Nel 1960 era stato tra i 61 intellettuali (con Beniamino Andreatta, Leopoldo Elia,
Giovanni
Getto, Siro Lombardini, Alberto Monticone, Ettore Passerin d'Entrèves),
che sottoscrissero l’appello contro le tentazioni
autoritarie e la collaborazione con i neofascisti del governo Tambroni. Dopo il referendum sul divorzio è tra i
promotori della Lega Democratica, con Andreatta, Prodi, Ruffilli, Paola Gaiotti
(dal 1974 al 1978 è anche capo redattore della rivista de Il Mulino).
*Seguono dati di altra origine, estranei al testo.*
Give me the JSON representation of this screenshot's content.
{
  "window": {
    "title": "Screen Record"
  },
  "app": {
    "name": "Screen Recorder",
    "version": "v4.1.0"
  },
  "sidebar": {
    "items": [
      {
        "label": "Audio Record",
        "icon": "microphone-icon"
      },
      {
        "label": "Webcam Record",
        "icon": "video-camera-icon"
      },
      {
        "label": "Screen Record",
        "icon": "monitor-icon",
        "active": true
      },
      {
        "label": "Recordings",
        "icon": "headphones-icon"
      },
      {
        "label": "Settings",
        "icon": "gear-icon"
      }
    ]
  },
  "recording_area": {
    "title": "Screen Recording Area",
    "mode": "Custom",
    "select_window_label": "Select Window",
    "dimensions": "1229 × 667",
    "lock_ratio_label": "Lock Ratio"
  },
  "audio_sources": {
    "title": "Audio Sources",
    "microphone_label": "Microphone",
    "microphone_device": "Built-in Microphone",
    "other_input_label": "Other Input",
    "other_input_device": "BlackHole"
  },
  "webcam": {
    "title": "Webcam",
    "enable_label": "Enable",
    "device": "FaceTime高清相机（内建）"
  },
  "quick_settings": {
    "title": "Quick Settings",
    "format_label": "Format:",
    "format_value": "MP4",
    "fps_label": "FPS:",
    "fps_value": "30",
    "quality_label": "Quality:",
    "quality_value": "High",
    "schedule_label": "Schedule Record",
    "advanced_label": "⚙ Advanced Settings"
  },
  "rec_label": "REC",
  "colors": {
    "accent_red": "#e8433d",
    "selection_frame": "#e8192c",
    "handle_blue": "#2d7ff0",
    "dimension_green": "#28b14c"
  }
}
Proprio quell’anno si verifica
l’avanzata elettorale del Partito Comunista Italiano nelle elezioni
amministrative; l’anno successivo, nelle elezioni politiche, diversi esponenti
di rilievo del mondo cattolico, tra cui Paolo Brezzi,
Mario Gozzini, Raniero La Valle, Piero Pratesi – vengono eletti come indipendenti
nelle liste comuniste. Scoppola e le Lega Democratica
scelgono (pure vivendo una forte dialettica interna) un’altra strada. E puntano sul rinnovamento della Dc
di Zaccagnini e Moro. Ma la tragica vicenda del
delitto Moro e la conclusione dell’esperienza dei governi di unità
nazionale portano la Dc su una strada lontanissima
rispetto agli auspici della Lega. Nel 1980 Scoppola divenne allora l’animatore
di un’assemblea degli "esterni", che dovevano rappresentare, nella
concezione dello storico, il rovesciamento del partito di apparati
a favore del partito "aperto". Ma
l’iniziativa non produsse i frutti sperati. Iniziarono piuttosto gli anni della
riscossa della destra del partito e dell’ingresso dei ciellini nei gangli del potere democristiano. Scoppola fu
tra i critici del nuovo corso e divenne uno dei bersagli preferiti, insieme ad altri cattolici democratici come Lazzati
e Monticone, degli strali del movimento di don Giussani. Nonostante le crescenti tensioni col partito, tra
l’‘83 e l’‘87, Scoppola fu senatore della Dc. Nel gennaio 1988, dopo che Andrea Riccardi fu nominato alla cattedra di
Storia del cristianesimo all’Università romana "La Sapienza" (vedi Adista n. 3/88) con il sostegno di Scoppola, il settimanale
ciellino II Sabato sferrò contro Scoppola un
attacco durissimo, dipingendo lo storico cattolico (v. Adista
n. 4/88) come uno che, d’intesa con il rettore di area
comunista, e con raccomandazioni ecclesiastiche, aveva trafficato a favore di
pupilli incompetenti, con l’intento di promuovere "un progetto culturale e
didattico di matrice marxista e anticristiana", e di assecondare una
fantomatica ‘corrosione protestante’ del
cattolicesimo italiano. Immaginando sempre di poterne, se non guidare,
influenzare i processi politici, Scoppola rimase dentro la Dc
fino all’epilogo di Tangentopoli. Sostenne allora con forza il referendum che
introdusse il sistema elettorale maggioritario (1993), si disse convinto
dell’esigenza del bipolarismo (senza però mai negare le ragioni
dell’antifascismo come elemento portante della vita repubblicana). Aderì poi al
progetto di Alleanza Democratica, che nel 1994 si
schierò nel cartello elettorale dei Progressisti, mentre successivamente si
avvicinò ai Popolari ed alla Margherita. Tra i primi a sostenere il progetto
dell’Ulivo fu, nei mesi scorsi, tra i 12 "saggi" chiamati a stilare
il manifesto del Partito Democratico, anche se si espresse in modo critico sul
processo – giudicato troppo verticistico
– che stava portando alla sua fondazione. (valerio gigante)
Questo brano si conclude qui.